Le visage de l’homme se crispa.
— Sire, la requête du prisonnier vient directement de mon beau-frère. Étant à la fois son parent et Justicier du Galloway, il serait malvenu de ma part de ne pas accorder à sa demande l’attention qu’elle mérite.
Le roi Alexandre fronça les sourcils pendant que les yeux noirs de John Comyn continuaient de le scruter. À la lueur des chandelles, le long visage de lord de Badenoch avait un teint cireux, et son expression était aussi sobre que ses vêtements : une cape de laine noire, doublée aux épaules de fourrure de loup d’un gris si exactement identique à celui de ses cheveux qu’il était difficile de dire où terminait l’une et où commençaient les autres. Le blason du surcot qu’il portait en dessous était à peine visible : un bouclier rouge brodé de trois gerbes de blé. Le roi était frappé par la ressemblance entre Comyn le Rouge et son père – la même attitude raide, la même expression sans joie. Tous les Comyn étaient-ils donc pareils ? Y avait-il quelque chose dans leur sang ? Alexandre jeta un regard sur la table et aperçut le comte de Buchan, dit Comyn le Noir, qu’on appelait ainsi, comme son frère, en raison de ses armes : un bouclier noir avec trois gerbes de blé. En retour, il n’eut droit qu’à des traits pincés et à un regard noir. S’ils n’étaient pas des guerriers aussi valeureux, il les aurait probablement exclus depuis des années de la cour. À dire vrai, les Comyn le mettaient mal à l’aise.
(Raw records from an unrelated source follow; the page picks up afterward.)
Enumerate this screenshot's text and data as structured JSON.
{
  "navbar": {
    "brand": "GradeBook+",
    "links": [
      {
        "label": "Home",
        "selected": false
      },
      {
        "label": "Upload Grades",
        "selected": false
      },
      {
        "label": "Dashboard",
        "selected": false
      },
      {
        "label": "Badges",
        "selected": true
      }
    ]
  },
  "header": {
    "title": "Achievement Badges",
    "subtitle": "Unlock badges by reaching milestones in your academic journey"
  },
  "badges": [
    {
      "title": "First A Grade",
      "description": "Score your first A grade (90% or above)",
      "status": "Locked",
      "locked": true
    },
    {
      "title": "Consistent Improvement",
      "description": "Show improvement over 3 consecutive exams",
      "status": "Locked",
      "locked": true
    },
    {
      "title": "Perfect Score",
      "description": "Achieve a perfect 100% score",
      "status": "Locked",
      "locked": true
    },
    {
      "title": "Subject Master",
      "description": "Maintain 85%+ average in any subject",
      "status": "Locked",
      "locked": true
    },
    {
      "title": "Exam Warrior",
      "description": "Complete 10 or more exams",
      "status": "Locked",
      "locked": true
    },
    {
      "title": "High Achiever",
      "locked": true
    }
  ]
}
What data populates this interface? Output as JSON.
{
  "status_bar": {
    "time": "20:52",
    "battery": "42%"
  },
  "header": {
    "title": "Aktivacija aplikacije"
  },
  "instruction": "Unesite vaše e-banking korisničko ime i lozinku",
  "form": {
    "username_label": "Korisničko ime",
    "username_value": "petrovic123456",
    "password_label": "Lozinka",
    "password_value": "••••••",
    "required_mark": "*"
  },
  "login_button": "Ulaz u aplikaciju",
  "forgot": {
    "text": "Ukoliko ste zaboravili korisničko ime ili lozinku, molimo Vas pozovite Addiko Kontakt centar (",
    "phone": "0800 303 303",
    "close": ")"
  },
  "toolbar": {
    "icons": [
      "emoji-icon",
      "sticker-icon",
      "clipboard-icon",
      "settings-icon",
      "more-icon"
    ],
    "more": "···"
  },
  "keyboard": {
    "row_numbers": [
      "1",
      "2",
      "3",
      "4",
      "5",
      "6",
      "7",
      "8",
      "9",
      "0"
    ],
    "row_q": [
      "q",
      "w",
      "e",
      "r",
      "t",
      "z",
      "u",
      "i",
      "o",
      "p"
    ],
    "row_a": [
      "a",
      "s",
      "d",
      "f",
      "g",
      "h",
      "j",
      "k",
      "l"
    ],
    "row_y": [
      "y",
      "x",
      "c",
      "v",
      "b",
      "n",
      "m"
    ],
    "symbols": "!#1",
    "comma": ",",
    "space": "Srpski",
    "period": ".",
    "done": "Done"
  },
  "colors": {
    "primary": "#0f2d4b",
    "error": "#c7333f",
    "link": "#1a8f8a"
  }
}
— Comme je vous l’ai dit, je vais y réfléchir. Thomas de Galloway est en prison depuis plus de cinquante ans maintenant. Il peut sans doute supporter quelques semaines supplémentaires.
— Chaque jour doit paraître une éternité à un innocent, lui répondit John Comyn avec une légèreté qui ne masquait pas l’insolence.
— Innocent ?
Les yeux bleus d’Alexandre se plissèrent. Il posa sa coupe, ayant perdu l’envie de rire.
— Cet homme s’est rebellé contre mon père.
— Ce n’était qu’un garçon, sire. C’est le peuple de Galloway qui l’a porté à sa tête.
— Et mon père a fait en sorte qu’ils le payent de leur sang.
Alexandre parlait avec véhémence, l’alcool l’énervait et lui échauffait le visage.
— Thomas de Galloway était un bâtard. Il n’avait aucun droit de se proclamer seigneur et le peuple le savait.
— Ils n’avaient pas de bonne solution – soit ils se soumettaient à un bâtard, soit ils laissaient leur pays être divisé entre trois sœurs. Vous pouvez sûrement comprendre leur détresse, Votre Majesté ?
Alexandre décela un sous-entendu dans le ton de John Comyn. Lord de Badenoch essayait-il d’insinuer que sa propre situation était en quelque sorte comparable à ce qui s’était passé dans le Galloway il y avait plus d’un demi-siècle ? Il n’eut pas le temps de trancher car une voix glaçante se fit entendre à l’autre bout de la table.
— Vous distrayez notre gracieux hôte de son assiette avec votre bavardage, sir John. Le conseil est terminé.
Les yeux de John Comyn se reportèrent vivement sur l’homme qui venait de parler et croisèrent le regard calme de James Stewart, le grand chambellan. Son masque glissa un instant, révélant une lueur d’hostilité, mais avant qu’il eût pu répondre, la voix tonitruante de Robert Wishart, l’évêque de Glasgow, s’éleva.
— Bien parlé, sir James. Que nos bouches nous servent à nous nourrir et à louer le Seigneur pour Ses dons et Sa bonté, dit Wishart en levant sa coupe. Le vin est remarquable, sire. Il est de Gascogne, n’est-ce pas ?
La réponse du roi se perdit dans le fracas du tonnerre qui réveilla les chiens. L’évêque en renversa son vin.
Wishart afficha un sourire matois.
— Si le jour du jugement dernier est arrivé, alors nous partirons le ventre plein !
Et il avala une longue gorgée qui humecta ses lèvres. L’évêque de St Andrews, aussi maigre et austère que Wishart était gras et animé, voulut protester, mais Wishart parla plus fort que lui.
— Vous savez aussi bien que moi, monseigneur, que si le jugement dernier avait eu lieu chaque fois qu’on y a cru, nous serions bien souvent montés au ciel !
Le roi était sur le point de répondre, mais il se ravisa en voyant un visage familier dans la foule en contrebas. C’était l’un des valets de la reine, un Français zélé du nom d’Adam. Sa cape de voyage scintillait à la lumière des bougies et ses cheveux noirs étaient plaqués sur son front à cause de la pluie. Adam passa devant l’une des cheminées et le roi vit de la fumée s’élever au-dessus de lui en un nuage vaporeux. Le page grimpa à la hâte les marches qui menaient à l’estrade royale.
— Sire.
Adam s’arrêta devant le roi pour s’incliner et reprendre son souffle.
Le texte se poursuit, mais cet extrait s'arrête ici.